Rhyme told him, “Get samples to Queens for DNA and TDNA.”
“Already ordered,” Cooper said. There was likely a DNA sample somewhere on the coat. Sweat or spit or tears or—it wasn’t unheard of with outer garments—semen adhere plentifully. If this was the case here, the DNA profile might have a positive hit in the CODIS or an international database and reveal the suspect’s identity. Even if no significant amounts of fluid or tissue were found, though, there would certainly be skin cells, which might be used for a Touch DNA analysis. This technique is less accurate than a full DNA workup—it requires only a half-dozen skin cells—and can result in false positive results. But this would not be for criminal trial, merely direction in getting the unsub’s identity.

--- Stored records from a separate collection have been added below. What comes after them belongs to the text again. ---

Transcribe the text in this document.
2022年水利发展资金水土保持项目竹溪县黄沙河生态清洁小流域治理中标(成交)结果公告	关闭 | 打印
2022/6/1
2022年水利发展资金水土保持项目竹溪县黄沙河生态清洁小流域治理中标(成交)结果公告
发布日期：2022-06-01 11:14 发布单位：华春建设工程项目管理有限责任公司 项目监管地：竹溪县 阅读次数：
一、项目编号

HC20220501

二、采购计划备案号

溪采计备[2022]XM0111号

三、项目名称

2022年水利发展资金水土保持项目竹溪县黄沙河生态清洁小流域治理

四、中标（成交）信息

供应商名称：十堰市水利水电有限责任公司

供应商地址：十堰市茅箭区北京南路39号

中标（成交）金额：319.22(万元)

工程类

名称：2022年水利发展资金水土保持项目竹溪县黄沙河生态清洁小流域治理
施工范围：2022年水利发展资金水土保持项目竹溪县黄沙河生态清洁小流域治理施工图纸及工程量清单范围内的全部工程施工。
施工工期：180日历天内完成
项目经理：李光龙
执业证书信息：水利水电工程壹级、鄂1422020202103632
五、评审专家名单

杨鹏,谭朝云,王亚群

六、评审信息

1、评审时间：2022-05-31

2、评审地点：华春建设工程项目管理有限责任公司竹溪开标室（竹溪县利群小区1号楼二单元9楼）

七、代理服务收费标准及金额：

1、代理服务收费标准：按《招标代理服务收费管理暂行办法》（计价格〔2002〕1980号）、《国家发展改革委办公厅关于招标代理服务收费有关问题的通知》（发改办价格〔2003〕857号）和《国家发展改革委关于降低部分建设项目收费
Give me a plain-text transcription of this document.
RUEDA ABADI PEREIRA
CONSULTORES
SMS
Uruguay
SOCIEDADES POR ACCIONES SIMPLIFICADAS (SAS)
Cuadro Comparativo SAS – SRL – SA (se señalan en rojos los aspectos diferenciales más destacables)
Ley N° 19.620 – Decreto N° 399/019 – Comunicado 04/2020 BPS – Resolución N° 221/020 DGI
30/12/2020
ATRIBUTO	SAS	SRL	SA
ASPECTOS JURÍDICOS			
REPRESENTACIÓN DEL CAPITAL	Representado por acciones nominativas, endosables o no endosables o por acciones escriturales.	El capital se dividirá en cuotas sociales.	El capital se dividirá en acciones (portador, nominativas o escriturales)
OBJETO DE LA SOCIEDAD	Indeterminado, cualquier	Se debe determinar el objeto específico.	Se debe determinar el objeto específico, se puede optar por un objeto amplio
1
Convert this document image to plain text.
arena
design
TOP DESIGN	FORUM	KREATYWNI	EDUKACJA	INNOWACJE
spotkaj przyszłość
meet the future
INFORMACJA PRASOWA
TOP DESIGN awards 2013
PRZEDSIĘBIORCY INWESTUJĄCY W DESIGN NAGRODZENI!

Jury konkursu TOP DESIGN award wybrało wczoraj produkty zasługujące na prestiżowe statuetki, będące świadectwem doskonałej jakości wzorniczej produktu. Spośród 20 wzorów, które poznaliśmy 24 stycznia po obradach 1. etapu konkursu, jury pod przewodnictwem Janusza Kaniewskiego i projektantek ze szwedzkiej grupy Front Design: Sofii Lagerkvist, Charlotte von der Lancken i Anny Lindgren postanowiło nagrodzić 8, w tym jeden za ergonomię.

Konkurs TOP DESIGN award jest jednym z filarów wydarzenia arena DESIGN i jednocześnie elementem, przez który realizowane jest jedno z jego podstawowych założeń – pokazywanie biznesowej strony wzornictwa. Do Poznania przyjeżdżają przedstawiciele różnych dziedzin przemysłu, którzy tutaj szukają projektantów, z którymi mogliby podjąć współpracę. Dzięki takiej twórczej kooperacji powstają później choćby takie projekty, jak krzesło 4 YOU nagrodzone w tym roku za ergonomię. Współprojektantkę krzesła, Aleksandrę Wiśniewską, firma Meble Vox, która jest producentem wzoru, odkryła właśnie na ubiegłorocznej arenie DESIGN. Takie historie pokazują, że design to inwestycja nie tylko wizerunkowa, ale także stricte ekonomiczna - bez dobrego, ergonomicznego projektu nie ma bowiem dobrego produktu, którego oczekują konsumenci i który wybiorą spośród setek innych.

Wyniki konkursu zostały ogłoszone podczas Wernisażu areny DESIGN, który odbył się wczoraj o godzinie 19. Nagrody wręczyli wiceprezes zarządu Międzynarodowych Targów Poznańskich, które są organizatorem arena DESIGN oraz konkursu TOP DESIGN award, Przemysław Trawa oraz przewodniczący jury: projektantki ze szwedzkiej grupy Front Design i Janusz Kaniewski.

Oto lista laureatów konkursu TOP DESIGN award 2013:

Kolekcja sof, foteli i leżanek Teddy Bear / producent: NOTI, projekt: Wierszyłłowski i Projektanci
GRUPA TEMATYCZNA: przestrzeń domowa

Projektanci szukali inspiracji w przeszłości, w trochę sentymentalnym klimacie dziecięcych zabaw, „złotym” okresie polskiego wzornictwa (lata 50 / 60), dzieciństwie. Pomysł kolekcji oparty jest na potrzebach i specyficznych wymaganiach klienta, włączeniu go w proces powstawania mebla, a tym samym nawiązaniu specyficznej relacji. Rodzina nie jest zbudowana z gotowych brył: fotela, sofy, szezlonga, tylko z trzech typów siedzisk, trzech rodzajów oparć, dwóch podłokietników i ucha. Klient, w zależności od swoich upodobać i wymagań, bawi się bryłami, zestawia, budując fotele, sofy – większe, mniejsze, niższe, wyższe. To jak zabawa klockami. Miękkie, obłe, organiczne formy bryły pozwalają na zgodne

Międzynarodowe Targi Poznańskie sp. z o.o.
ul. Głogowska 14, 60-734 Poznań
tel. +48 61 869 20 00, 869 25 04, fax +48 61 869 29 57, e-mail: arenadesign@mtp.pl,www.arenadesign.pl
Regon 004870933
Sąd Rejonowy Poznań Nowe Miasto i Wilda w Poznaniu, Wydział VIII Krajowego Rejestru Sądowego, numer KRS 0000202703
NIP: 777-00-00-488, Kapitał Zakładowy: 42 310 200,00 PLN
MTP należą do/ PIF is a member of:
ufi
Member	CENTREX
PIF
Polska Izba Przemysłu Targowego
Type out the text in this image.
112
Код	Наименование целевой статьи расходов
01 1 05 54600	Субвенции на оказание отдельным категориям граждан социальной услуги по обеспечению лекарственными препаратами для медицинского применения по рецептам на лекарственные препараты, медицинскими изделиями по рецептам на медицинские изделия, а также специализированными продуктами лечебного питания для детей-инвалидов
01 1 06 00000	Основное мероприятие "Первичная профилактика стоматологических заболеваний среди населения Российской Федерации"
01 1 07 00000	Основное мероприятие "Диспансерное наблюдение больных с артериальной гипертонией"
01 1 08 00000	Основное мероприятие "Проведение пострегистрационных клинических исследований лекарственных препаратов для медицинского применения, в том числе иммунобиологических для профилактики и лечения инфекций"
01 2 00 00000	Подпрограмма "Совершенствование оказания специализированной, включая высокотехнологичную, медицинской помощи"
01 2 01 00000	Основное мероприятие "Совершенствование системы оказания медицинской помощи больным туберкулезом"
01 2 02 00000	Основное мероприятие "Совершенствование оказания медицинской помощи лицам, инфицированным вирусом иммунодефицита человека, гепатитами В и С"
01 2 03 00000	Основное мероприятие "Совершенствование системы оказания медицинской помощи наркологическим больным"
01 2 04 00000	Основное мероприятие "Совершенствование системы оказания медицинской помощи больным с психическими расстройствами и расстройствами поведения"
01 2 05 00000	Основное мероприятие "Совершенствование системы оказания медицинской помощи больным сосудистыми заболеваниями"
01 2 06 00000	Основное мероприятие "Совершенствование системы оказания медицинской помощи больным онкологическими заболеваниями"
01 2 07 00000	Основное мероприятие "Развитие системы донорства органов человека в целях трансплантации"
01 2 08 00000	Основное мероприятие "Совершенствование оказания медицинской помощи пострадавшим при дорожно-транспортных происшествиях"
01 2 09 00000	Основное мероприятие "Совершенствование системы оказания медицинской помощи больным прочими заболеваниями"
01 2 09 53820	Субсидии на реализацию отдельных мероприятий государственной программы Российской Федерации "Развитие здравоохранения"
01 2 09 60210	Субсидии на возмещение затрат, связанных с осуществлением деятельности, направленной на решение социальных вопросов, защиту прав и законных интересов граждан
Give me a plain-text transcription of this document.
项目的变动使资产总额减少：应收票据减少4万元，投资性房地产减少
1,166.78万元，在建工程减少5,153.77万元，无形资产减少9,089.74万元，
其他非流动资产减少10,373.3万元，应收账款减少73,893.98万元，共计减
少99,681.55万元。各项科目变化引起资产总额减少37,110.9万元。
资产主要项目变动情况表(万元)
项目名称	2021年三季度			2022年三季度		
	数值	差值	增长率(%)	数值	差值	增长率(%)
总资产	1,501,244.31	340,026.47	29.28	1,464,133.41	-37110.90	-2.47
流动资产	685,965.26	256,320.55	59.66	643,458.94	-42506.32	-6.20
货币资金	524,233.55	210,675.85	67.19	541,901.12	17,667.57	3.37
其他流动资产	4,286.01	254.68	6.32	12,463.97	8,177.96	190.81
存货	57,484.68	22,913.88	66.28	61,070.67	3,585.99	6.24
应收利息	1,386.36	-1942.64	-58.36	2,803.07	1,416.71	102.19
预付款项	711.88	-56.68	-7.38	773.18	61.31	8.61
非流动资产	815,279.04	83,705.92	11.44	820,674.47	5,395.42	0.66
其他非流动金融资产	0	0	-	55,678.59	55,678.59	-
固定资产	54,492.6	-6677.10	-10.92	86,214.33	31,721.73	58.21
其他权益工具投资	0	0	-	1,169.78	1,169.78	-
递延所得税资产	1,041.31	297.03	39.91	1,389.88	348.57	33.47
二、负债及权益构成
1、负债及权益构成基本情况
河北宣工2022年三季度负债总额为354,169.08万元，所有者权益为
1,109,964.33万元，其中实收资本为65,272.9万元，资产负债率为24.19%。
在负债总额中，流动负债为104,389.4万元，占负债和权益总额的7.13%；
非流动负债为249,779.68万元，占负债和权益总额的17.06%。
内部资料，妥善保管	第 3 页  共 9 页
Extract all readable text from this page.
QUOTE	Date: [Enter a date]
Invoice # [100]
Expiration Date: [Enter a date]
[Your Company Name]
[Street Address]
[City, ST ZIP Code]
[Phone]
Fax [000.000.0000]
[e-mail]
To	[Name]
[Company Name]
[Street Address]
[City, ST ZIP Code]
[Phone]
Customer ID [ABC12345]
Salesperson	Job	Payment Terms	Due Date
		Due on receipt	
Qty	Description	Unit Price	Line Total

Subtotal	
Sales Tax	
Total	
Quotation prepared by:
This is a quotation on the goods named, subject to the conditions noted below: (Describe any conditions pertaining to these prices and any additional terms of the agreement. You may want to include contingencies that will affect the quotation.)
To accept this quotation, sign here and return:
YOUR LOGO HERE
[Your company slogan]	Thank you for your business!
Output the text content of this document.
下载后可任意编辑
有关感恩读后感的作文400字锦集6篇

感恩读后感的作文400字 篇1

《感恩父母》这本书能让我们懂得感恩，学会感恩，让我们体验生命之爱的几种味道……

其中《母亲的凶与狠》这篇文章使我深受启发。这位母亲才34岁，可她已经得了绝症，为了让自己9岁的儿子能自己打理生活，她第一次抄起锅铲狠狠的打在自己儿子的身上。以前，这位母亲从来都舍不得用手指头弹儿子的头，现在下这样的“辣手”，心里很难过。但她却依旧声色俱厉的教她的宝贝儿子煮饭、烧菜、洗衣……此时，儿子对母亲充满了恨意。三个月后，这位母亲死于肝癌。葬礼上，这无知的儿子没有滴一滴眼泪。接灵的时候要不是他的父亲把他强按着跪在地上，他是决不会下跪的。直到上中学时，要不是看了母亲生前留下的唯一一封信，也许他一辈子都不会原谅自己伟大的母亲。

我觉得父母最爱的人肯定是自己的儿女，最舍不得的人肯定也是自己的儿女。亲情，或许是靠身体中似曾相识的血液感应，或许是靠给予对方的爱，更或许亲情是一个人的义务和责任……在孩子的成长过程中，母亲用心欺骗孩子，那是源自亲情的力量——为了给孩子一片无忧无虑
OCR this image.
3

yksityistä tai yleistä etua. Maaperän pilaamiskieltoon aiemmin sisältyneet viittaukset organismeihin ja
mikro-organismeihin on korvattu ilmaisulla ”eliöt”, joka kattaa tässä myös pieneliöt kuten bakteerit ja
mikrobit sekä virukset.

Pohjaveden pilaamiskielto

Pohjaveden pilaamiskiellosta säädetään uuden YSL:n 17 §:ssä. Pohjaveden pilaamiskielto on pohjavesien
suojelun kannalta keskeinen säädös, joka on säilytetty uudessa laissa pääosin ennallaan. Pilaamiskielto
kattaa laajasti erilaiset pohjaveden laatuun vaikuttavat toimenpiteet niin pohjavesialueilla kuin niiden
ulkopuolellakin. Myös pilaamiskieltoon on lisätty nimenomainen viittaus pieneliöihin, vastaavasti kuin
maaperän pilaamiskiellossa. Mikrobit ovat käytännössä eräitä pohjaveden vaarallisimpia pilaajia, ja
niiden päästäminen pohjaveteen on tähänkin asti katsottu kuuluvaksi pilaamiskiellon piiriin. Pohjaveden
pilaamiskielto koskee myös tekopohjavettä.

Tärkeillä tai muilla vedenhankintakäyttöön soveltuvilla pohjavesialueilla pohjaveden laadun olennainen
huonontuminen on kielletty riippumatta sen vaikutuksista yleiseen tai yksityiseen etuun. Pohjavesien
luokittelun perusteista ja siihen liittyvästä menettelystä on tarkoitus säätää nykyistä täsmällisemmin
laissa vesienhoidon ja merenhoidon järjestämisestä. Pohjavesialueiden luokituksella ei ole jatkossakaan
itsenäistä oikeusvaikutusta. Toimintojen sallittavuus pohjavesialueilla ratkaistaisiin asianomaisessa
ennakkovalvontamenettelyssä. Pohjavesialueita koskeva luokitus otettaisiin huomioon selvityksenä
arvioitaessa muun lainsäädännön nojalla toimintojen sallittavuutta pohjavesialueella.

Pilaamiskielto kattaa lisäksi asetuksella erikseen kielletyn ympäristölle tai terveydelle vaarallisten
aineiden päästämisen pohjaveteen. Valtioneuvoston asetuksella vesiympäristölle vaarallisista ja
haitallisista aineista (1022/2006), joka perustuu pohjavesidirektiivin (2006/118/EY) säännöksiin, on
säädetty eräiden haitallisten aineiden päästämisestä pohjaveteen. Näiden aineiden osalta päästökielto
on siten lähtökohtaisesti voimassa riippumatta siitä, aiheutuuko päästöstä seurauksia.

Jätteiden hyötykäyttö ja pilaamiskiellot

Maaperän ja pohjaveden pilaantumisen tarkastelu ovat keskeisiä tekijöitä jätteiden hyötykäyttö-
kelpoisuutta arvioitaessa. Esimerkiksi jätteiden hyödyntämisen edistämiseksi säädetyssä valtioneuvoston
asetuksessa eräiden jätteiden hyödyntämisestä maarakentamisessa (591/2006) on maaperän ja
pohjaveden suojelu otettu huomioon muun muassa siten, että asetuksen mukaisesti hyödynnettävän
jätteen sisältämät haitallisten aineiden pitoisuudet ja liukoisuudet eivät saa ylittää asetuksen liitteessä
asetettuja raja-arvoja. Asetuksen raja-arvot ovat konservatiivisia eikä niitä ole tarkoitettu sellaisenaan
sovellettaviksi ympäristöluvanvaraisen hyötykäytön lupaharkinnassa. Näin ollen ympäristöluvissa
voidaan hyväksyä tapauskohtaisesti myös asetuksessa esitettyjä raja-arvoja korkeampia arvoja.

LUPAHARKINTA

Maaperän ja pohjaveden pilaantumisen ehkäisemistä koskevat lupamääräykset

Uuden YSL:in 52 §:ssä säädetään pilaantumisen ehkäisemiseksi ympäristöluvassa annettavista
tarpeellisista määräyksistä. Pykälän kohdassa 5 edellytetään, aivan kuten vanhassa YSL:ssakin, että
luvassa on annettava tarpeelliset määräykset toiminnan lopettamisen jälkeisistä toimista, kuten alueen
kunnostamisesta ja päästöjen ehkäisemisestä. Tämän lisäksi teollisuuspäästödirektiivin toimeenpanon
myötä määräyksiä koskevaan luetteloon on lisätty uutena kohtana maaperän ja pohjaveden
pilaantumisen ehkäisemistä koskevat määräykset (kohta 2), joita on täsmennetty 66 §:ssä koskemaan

Cooper slipped the jacket into an evidence bag and, since he hadn’t done so earlier, added his name to the chain-of-custody card. He left it inside the front door to await pickup by a team from the DNA analysis unit in Queens.
The brand labels had been cut from the jacket—clever. It was roughly a medium size, man’s. The stitching suggested mass manufacturing in a third-world country. Probably sold in a thousand stores around the country. There would be no leads from this angle.
In evidence bags Cooper assembled samples of fibers he’d taken from the jacket, along with fibers found inside the pockets—they were black cotton, very similar to those found at Patel’s, from the gloves, and polyester fibers, from the mask.
Patrolman Ron Pulaski called in. He explained he was still having no luck tracking down the mysterious VL. Rhyme recalled what their insurance investigator had warned of: the reluctance of those in the diamond community to talk to outsiders. As well as a natural tendency not to get involved in a case in which the perp was fast to use a razor knife and gun.
“Keep at it,” he told the Rookie and they disconnected.
VL’s refusal to contact the police was perplexing. Yes, he’d be scared of being targeted by the killer, but generally a witness would come forward immediately and ask for protection—and help catch the perp. It was also curious that no friends or family had contacted the police—surely he’d told someone about his run-in with the perp. He was a young man and must have a family.